Saturday, January 5, 2008

My unnatural love for the Whole Foods store

I spent my early twenties living in downtown DC, buying food from grocery stores that had more lottery ticket options than fresh fruit. I seriously got used to picking out the "not so terrible looking" apple from the sad little bins. The Safeway grocery stores had nicknames even.( I apologize in advance for their very un "p.c" monikors). One near me was called the "Soviet Safeway" because the aisles of food were known to be very sparse and sometimes bare. Another one a few blocks away was called the "Un-Safeway" because of some petty crime in that area. As you can imagine, neither of these images elicit happy feelings toward grocery shopping.

Here I am ten years later, in the suburbs, missing the hubbub of the city, but certainly not my neighborhood grocers. I literally heard the angels sing when I walked in Whole Foods for the first time. My husband lovingly refers to the store as Whole Paycheck, but I'm trying to prove him wrong. It's only when I go down the speciality aisles that I get into trouble. Which is exactly what I did today. Yes, I promised you a website that encouraged healthy, but affordable dishes. Sometimes when you're building a pantry of flavors, you need to spend a little more. I promise it will be worth it...and it won't be a weekly expense. All of the Asian flavors that I bought for the next recipe will last me six months - at least. So go ahead and divide your receipt by six and breath a sigh of relief.
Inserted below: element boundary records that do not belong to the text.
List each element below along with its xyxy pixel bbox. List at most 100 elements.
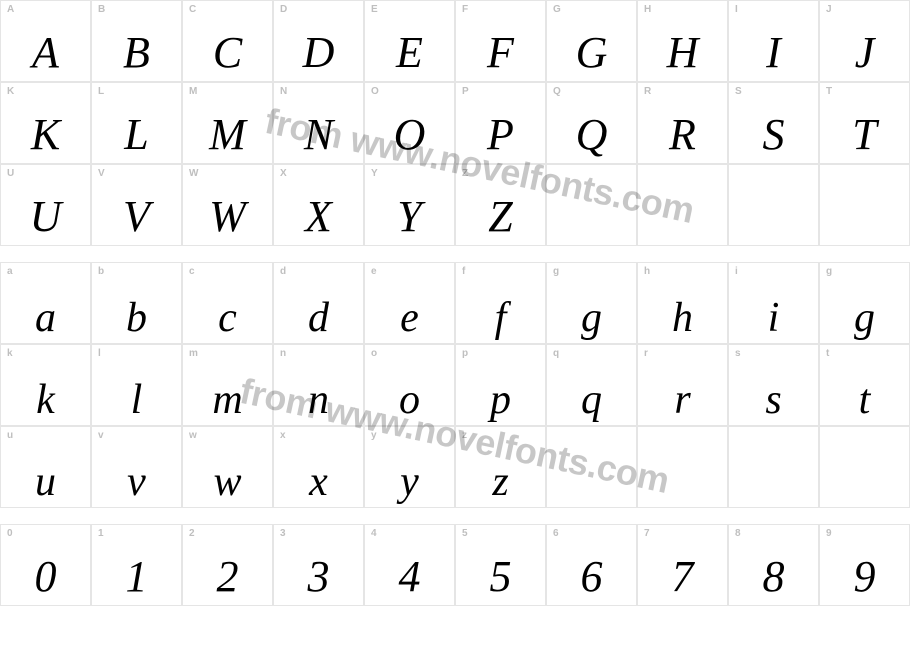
glyph-cell: VV xyxy=(91,164,182,246)
cell-label: v xyxy=(98,430,104,441)
cell-glyph: W xyxy=(183,195,272,239)
cell-label: X xyxy=(280,168,287,179)
glyph-cell: AA xyxy=(0,0,91,82)
cell-glyph: k xyxy=(1,379,90,421)
cell-glyph: h xyxy=(638,297,727,339)
glyph-cell: EE xyxy=(364,0,455,82)
glyph-cell: ww xyxy=(182,426,273,508)
glyph-cell: YY xyxy=(364,164,455,246)
cell-label: u xyxy=(7,430,13,441)
glyph-cell: dd xyxy=(273,262,364,344)
cell-label: s xyxy=(735,348,741,359)
glyph-row: aabbccddeeffgghhiigg xyxy=(0,262,911,344)
cell-glyph: 2 xyxy=(183,555,272,599)
cell-label: W xyxy=(189,168,199,179)
cell-label: x xyxy=(280,430,286,441)
cell-label: Y xyxy=(371,168,378,179)
glyph-cell: ii xyxy=(728,262,819,344)
cell-glyph: 5 xyxy=(456,555,545,599)
cell-glyph: H xyxy=(638,31,727,75)
cell-glyph: z xyxy=(456,461,545,503)
cell-label: P xyxy=(462,86,469,97)
glyph-cell: ff xyxy=(455,262,546,344)
cell-label: E xyxy=(371,4,378,15)
cell-label: y xyxy=(371,430,377,441)
cell-glyph: g xyxy=(547,297,636,339)
cell-label: e xyxy=(371,266,377,277)
cell-glyph: G xyxy=(547,31,636,75)
glyph-cell xyxy=(637,426,728,508)
cell-glyph: L xyxy=(92,113,181,157)
glyph-row: 00112233445566778899 xyxy=(0,524,911,606)
glyph-cell: QQ xyxy=(546,82,637,164)
glyph-row: KKLLMMNNOOPPQQRRSSTT xyxy=(0,82,911,164)
cell-glyph: u xyxy=(1,461,90,503)
glyph-cell: 88 xyxy=(728,524,819,606)
glyph-cell: ee xyxy=(364,262,455,344)
glyph-cell: 11 xyxy=(91,524,182,606)
cell-glyph: l xyxy=(92,379,181,421)
cell-label: C xyxy=(189,4,196,15)
glyph-cell: oo xyxy=(364,344,455,426)
cell-label: I xyxy=(735,4,738,15)
cell-label: w xyxy=(189,430,197,441)
cell-glyph: Y xyxy=(365,195,454,239)
cell-label: Z xyxy=(462,168,468,179)
cell-glyph: J xyxy=(820,31,909,75)
glyph-cell: 00 xyxy=(0,524,91,606)
cell-label: 8 xyxy=(735,528,741,539)
cell-glyph: Z xyxy=(456,195,545,239)
glyph-cell xyxy=(546,164,637,246)
cell-label: 1 xyxy=(98,528,104,539)
glyph-cell: gg xyxy=(546,262,637,344)
glyph-cell: KK xyxy=(0,82,91,164)
glyph-cell: bb xyxy=(91,262,182,344)
cell-label: a xyxy=(7,266,13,277)
cell-label: H xyxy=(644,4,651,15)
cell-glyph: g xyxy=(820,297,909,339)
cell-glyph: c xyxy=(183,297,272,339)
row-spacer xyxy=(0,508,911,524)
cell-label: B xyxy=(98,4,105,15)
glyph-cell: UU xyxy=(0,164,91,246)
cell-glyph: a xyxy=(1,297,90,339)
cell-label: K xyxy=(7,86,14,97)
cell-glyph: D xyxy=(274,31,363,75)
cell-label: 6 xyxy=(553,528,559,539)
cell-glyph: B xyxy=(92,31,181,75)
cell-glyph: N xyxy=(274,113,363,157)
cell-glyph: 3 xyxy=(274,555,363,599)
glyph-cell: BB xyxy=(91,0,182,82)
glyph-cell: HH xyxy=(637,0,728,82)
glyph-cell: WW xyxy=(182,164,273,246)
cell-label: R xyxy=(644,86,651,97)
cell-label: 5 xyxy=(462,528,468,539)
cell-glyph: K xyxy=(1,113,90,157)
cell-glyph: M xyxy=(183,113,272,157)
cell-label: 0 xyxy=(7,528,13,539)
cell-glyph: i xyxy=(729,297,818,339)
glyph-cell: II xyxy=(728,0,819,82)
glyph-cell: RR xyxy=(637,82,728,164)
cell-glyph: O xyxy=(365,113,454,157)
row-spacer xyxy=(0,246,911,262)
cell-label: S xyxy=(735,86,742,97)
cell-glyph: 6 xyxy=(547,555,636,599)
glyph-row: AABBCCDDEEFFGGHHIIJJ xyxy=(0,0,911,82)
glyph-cell: OO xyxy=(364,82,455,164)
cell-label: k xyxy=(7,348,13,359)
cell-label: d xyxy=(280,266,286,277)
glyph-cell: mm xyxy=(182,344,273,426)
cell-label: f xyxy=(462,266,466,277)
cell-label: 9 xyxy=(826,528,832,539)
glyph-cell: 77 xyxy=(637,524,728,606)
glyph-cell: xx xyxy=(273,426,364,508)
glyph-cell: gg xyxy=(819,262,910,344)
cell-label: O xyxy=(371,86,379,97)
glyph-cell: TT xyxy=(819,82,910,164)
cell-glyph: b xyxy=(92,297,181,339)
glyph-cell: 33 xyxy=(273,524,364,606)
cell-label: M xyxy=(189,86,198,97)
cell-glyph: F xyxy=(456,31,545,75)
cell-glyph: p xyxy=(456,379,545,421)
I made this surprisingly quick and uncomplicated chicken and peanut stir fry for lunch today:

Sichuan-Style Stir-Fried Chicken With Peanuts - courtesy of Cooking Light magazine


2 tablespoons low-sodium soy sauce

2 tablespoons rice wine or sake

1 teaspoon cornstarch

1 teaspoon dark sesame oil

1 1/2 pounds skinless, boneless chicken breasts, cut into bite-size pieces

Stir-Frying Oil:

2 tablespoons vegetable oil, divided


1/2 cup fat-free, less-sodium chicken broth

2 tablespoons sugar

2 1/2 tablespoons low-sodium soy sauce

2 tablespoons rice wine or sake

1 tablespoon Chinese black vinegar or Worcestershire sauce

1 1/4 teaspoons cornstarch

1 teaspoon dark sesame oil

2 tablespoons minced green onions

1 1/2 tablespoons minced peeled fresh ginger

1 1/2 tablespoons minced garlic (about 7 cloves)

1 teaspoon chile paste with garlic

Remaining Ingredients:

1 1/2 cups drained, sliced water chestnuts

1 cup (1/2-inch) sliced green onion tops

3/4 cup unsalted, dry-roasted peanuts

6 cups hot cooked long-grain rice

Preparation: To prepare marinade, combine first 5 ingredients in a medium bowl; cover and chill 20 minutes.

Heat 1 tablespoon of the vegetable oil in a wok or large nonstick skillet over medium-high heat. Add the chicken mixture; stir-fry 4 minutes or until chicken is done. Remove from pan; set aside.

To prepare sauce, combine broth and next 6 ingredients (broth through 1 teaspoon sesame oil); stir well with a whisk. Heat 1 tablespoon vegetable oil in pan. Add 2 tablespoons green onions, ginger, garlic, and chile paste, and stir-fry for 15 seconds. Add broth mixture, and cook 1 minute or until thick, stirring constantly.

Stir in cooked chicken, water chestnuts, sliced onion tops, and peanuts; cook for 1 minute or until thoroughly heated. Serve over rice.

6 servings (serving size: 3/4 cup stir-fry and 1 cup rice)

Since the sauce was going to be super flavorful, I decided to go the quickie route and make a "Boil in a Bag" 10 minute brown rice. No need to waste perfectly good chicken stock when the rice isn't the center of the meal.
  • The marinade took about 2 minutes to make, I purchased organic chicken from Whole Foods already cut into stir fry pieces, so this part of the recipe took no time at all. I put the marinating chicken in the fridge for 20 minutes while the water boiled for the rice.
  • The next steps of prep, the sauce took literally five minutes because of my vegetable chopper (I use it, like, twice a day. Get one. You will not regret it!) Also, I've started to use bottled minced ginger. It tastes very good and it cuts out the five minutes of peeling and grating of the fresh root.
  • After failing to "waft" the chili paste properly and getting more than I bargained for when smelling this foreign ingredient I decided to add only 1/4 teaspoon to the sauce. It provided just enough heat to make my lips tingle and not burn.
  • This is truly a wonderful meal that both my husband and I enjoyed. I would rate this very high and I'm adding to my list of meals I will make when guests are over for dinner. When you've lined up your ingredients before you start cooking, this dish moves from the stovetop to your table fast!